NORTH KOREA : Officials ‘release Japanese tourist’

A Japanese tourist detained for an unspecified crime in North Korea is reported to have been freed.

Tomoyuki Sugimoto, who is thought to be a videographer in his 30s, has now arrived in China, said Japan’s Kyodo news agency, citing diplomatic sources.

Reports of his arrest first emerged earlier this month.

North Korea has not said why he was arrested, only that he was breaking the law. Japanese media said he could have been filming a military facility.

Tourists visiting North Korea are strictly monitored at all times.

The secretive country has often jailed tourists before – sometimes for arbitrary reasons – and used them as bargaining tools in its negotiations with their home states.

Among the most noted recent detainees was Otto Warmbier, a US student who was jailed for stealing a hotel sign.

He was also released on humanitarian grounds, but arrived home critically ill and died a few days later.

Mr Sugimoto, thought to be in his late 30s, is believed to have been detained while with a tour group in Nampo, on the west coast.

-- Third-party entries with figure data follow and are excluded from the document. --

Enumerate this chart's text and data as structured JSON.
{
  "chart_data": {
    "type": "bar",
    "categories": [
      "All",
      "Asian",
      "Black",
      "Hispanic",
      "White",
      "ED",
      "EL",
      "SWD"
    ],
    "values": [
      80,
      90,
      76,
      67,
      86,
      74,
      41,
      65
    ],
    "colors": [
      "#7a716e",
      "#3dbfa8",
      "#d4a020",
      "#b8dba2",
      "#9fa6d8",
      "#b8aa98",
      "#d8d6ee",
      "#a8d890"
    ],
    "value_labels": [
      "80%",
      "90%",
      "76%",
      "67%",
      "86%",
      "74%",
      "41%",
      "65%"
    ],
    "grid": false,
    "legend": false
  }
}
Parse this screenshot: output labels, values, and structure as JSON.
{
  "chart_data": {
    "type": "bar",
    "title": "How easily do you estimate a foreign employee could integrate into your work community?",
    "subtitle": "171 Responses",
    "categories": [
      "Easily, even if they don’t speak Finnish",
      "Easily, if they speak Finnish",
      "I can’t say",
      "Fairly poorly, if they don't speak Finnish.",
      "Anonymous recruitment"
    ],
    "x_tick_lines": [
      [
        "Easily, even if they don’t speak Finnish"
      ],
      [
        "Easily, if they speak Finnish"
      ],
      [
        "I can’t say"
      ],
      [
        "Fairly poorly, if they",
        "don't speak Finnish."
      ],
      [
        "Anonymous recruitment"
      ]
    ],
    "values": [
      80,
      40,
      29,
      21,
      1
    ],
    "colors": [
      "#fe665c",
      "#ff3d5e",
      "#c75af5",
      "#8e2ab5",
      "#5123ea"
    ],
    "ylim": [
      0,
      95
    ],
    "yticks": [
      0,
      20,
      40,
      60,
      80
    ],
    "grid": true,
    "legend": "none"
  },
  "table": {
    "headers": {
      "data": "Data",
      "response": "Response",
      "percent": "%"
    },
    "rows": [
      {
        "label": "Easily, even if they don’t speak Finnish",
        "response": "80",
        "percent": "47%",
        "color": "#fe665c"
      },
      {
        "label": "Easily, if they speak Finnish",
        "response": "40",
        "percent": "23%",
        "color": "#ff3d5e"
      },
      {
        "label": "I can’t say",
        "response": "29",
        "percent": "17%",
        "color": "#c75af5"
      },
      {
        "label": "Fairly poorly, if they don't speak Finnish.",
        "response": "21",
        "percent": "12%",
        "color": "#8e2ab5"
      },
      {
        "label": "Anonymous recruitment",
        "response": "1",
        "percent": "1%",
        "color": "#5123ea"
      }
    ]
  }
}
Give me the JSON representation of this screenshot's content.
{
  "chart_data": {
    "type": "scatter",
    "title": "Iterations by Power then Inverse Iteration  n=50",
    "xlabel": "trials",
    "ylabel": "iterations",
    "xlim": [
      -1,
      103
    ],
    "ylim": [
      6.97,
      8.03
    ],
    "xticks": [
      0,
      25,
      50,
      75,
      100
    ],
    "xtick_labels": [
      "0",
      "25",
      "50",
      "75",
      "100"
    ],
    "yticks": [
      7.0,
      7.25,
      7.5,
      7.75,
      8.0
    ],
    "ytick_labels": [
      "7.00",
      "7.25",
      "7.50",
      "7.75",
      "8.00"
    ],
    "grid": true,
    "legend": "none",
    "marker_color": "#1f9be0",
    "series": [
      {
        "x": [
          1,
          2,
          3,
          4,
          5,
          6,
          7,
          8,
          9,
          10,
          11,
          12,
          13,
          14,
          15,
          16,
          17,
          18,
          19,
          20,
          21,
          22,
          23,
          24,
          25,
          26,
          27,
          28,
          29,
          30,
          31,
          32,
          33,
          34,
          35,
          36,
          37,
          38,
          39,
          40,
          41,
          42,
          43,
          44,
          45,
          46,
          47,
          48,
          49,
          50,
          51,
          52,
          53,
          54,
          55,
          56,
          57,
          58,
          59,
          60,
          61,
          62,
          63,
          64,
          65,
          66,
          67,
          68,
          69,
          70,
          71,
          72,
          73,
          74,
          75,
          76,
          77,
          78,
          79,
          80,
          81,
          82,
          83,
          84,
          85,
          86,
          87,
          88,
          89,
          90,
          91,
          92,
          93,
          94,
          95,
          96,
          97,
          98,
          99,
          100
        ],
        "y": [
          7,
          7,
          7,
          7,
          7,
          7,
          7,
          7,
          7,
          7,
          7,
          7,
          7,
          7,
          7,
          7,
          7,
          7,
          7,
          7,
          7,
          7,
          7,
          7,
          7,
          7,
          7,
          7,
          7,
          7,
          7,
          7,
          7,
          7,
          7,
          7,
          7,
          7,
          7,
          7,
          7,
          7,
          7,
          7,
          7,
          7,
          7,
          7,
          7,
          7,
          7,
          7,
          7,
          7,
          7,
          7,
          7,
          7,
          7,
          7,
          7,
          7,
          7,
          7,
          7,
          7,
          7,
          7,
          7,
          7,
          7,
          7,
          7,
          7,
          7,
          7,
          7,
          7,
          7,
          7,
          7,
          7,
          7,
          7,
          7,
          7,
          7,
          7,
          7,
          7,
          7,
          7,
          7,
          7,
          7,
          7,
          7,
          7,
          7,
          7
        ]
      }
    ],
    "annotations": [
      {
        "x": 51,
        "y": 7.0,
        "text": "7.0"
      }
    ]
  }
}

Nampo – or Nanpo – is known to be home to a naval base and weapons factory.

‘Leniently condone’

The official state news agency KCNA said he had been “kept under control by a relevant institution to be inquired into his crime against the law”.

But officials had decided to “leniently condone him” and expel him “on the principle of humanitarianism”. It did not specify when he would be freed, but prisoner releases usually happen soon after such a statement.

Japan’s Chief Cabinet Secretary Yoshihide Suga told a news conference earlier on Monday: “The government is putting in all its effort, but we refrain from commenting on details due to the nature of the issue.”

Japan and North Korea have no diplomatic relationship.

North Korea has several times used flight paths crossing Japanese territory to test its missiles, earning condemnation from Tokyo.

And as well as joining most of the world in demanding that Pyongyang abandon its missile and nuclear programme, Japan has repeatedly pushed for information on Japanese citizens abducted by the North.

The citizens were seized in the 1970s and 80s and forcibly taken to North Korea to train personnel in Japanese language and culture.

Japan has insisted there can be no progress on sanctions relief or aid to North Korea until the issue has been resolved.